Anabolic Signaling After Withdrawl of AMPK-Activating Drugs in C2C12 Cells

Abstract

Adenosine monophosphate-activated protein kinase (AMPK) is a master metabolic regulator that is activated under low-energy conditions, which generally promotes catabolic processes, including an increase of ATP synthesis and inhibiting anabolic processes that consume ATP. Indeed, acute AMPK activation potently inhibits anabolic pathways, including Akt/mTORC1 signaling. However, recent research reported that withdrawal of the AMPK-activating drug AICAR after a short treatment period results in enhanced anabolic signaling through Akt/mTORC1. This work aims to extend those findings using a more specific AMPK activator since AICAR is well-known to have numerous AMPK-independent effects.

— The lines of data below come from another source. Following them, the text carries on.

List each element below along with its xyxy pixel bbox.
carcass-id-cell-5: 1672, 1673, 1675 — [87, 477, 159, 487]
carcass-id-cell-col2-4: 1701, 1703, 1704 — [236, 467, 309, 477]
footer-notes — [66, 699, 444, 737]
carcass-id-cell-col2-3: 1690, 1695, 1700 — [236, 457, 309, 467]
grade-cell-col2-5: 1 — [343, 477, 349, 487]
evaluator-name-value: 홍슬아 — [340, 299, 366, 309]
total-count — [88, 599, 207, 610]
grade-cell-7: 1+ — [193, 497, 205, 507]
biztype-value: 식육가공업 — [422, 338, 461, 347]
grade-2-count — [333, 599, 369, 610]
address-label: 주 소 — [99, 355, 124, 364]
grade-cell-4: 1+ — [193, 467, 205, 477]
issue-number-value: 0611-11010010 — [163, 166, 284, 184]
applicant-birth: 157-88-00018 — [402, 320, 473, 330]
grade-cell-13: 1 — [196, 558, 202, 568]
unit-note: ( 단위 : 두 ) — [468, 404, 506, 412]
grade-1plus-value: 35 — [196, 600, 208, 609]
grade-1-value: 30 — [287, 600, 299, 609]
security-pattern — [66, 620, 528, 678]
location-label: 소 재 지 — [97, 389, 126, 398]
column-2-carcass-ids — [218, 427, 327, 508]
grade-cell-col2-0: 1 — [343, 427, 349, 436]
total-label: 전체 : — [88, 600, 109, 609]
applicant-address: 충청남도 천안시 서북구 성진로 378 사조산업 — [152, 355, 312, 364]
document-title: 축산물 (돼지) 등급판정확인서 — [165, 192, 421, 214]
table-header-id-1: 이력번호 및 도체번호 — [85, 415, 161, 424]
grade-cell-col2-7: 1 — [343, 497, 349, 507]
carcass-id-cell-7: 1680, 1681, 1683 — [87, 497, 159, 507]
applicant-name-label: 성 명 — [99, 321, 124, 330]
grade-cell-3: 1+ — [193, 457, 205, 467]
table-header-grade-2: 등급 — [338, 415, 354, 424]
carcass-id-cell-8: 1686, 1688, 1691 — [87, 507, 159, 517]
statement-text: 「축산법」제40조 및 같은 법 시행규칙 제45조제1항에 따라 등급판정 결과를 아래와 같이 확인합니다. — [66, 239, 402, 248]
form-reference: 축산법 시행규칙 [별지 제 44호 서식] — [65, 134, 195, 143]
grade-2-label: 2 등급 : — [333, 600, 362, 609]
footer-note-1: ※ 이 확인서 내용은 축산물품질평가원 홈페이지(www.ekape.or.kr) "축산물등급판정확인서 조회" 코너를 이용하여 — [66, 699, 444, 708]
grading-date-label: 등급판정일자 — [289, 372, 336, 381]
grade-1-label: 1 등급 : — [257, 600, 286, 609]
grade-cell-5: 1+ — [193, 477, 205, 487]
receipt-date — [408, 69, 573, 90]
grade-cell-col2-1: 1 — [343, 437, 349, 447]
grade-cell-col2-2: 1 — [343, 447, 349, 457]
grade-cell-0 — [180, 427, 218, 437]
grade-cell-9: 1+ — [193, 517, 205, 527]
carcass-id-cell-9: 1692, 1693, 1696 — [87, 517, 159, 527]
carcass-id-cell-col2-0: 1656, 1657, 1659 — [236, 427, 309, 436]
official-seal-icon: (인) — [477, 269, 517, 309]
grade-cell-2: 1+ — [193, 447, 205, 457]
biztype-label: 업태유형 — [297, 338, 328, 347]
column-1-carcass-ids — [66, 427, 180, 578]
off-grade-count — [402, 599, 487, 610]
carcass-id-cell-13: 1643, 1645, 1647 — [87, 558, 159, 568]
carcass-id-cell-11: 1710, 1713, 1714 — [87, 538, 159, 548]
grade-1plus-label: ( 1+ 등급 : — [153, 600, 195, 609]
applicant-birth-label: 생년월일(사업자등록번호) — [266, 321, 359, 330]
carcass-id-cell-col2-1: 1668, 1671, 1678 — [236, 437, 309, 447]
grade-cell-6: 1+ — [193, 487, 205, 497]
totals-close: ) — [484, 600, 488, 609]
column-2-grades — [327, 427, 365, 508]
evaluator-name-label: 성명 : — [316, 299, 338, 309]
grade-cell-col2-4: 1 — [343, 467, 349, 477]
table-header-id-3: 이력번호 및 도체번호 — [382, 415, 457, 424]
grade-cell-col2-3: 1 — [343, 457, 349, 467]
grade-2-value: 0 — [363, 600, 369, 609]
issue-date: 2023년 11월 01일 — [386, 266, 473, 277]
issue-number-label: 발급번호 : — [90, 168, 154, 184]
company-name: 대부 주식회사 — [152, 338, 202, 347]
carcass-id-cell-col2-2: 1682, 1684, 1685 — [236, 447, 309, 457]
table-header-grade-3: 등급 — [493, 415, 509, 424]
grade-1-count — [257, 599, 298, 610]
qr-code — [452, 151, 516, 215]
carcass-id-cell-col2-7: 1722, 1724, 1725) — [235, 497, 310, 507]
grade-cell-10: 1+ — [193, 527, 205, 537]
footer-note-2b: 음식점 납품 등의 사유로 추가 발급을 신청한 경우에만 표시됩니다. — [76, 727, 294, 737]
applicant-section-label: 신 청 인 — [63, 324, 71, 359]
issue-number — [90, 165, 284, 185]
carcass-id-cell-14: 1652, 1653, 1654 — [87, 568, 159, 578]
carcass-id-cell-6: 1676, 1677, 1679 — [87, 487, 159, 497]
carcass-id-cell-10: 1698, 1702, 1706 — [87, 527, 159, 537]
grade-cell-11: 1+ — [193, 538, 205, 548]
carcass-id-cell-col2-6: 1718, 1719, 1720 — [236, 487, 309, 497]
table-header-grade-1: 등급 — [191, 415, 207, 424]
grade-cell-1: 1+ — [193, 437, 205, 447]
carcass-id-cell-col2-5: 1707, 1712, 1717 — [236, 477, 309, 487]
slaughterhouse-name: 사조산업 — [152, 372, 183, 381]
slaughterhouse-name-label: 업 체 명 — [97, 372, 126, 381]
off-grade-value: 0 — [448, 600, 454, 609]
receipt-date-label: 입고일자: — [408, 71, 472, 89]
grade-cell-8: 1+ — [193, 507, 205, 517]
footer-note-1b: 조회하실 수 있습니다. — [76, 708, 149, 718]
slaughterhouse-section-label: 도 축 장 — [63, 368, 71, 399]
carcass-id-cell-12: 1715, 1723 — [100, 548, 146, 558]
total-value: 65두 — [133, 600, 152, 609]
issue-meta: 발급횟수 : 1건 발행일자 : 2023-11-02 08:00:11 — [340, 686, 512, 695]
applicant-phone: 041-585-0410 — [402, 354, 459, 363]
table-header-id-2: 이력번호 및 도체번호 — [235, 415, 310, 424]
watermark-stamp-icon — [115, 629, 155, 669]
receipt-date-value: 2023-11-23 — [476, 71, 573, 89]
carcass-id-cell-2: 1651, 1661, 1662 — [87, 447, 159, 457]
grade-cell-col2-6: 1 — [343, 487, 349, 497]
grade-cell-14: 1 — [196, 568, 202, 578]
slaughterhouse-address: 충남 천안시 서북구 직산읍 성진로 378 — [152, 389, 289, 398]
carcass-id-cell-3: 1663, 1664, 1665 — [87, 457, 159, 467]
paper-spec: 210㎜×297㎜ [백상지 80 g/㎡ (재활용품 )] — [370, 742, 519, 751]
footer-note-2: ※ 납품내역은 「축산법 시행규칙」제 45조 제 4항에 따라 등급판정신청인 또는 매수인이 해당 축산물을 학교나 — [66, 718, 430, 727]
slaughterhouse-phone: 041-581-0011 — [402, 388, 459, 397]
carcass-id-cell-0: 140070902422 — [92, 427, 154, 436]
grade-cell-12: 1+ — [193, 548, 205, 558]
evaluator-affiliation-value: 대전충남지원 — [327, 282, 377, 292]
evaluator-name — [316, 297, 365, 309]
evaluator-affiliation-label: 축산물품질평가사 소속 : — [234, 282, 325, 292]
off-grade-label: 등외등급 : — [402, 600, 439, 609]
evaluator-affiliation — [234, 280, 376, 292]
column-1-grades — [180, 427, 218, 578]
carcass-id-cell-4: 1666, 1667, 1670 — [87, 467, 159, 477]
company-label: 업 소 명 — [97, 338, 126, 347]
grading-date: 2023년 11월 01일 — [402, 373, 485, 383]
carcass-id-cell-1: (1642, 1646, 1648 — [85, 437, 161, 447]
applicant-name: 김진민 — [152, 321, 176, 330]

To do so, we treated differentiated C2C12 cells with either 2 mM AICAR, 5uM MK8722 (a pan-AMPK activator), or vehicle control (DMSO) for 60 minutes. After 60 minutes of incubation with the drugs, the treatment media was removed, the cells were rinsed and lysed immediately or incubated with media without drug treatment for 30, 60, 120, or 180 minutes, and then lysed. Phosphorylation of ACC (as an indicator of AMPK activity) and anabolic markers Akt, p70 ribosomal protein S6 kinase (S6k), and eIF4E-binding protein (4EBP1) were measured by western blotting. ACC phosphorylation (reflective of AMPK activity) remained elevated through 180 minutes after drug withdrawal for both AICAR and MK8722. Both AKT and S6k phosphorylation remained suppressed for at least 60 minutes after withdrawal of both AICAR and MK8722 and were not elevated at any time point up to 3 hours after withdrawal of the drugs. In contrast to previously reported data, we conclude that anabolic signaling remains inhibited in skeletal muscle myotubes for up to 3 hours after 1 hour of pharmacological activation of AMPK. This work was funded by a BYU Gerontology Grant. This is the full abstract presented at the American Physiology Summit 2024 meeting and is only available in HTML format. There are no additional versions or additional content available for this abstract. Physiology was not involved in the peer review process.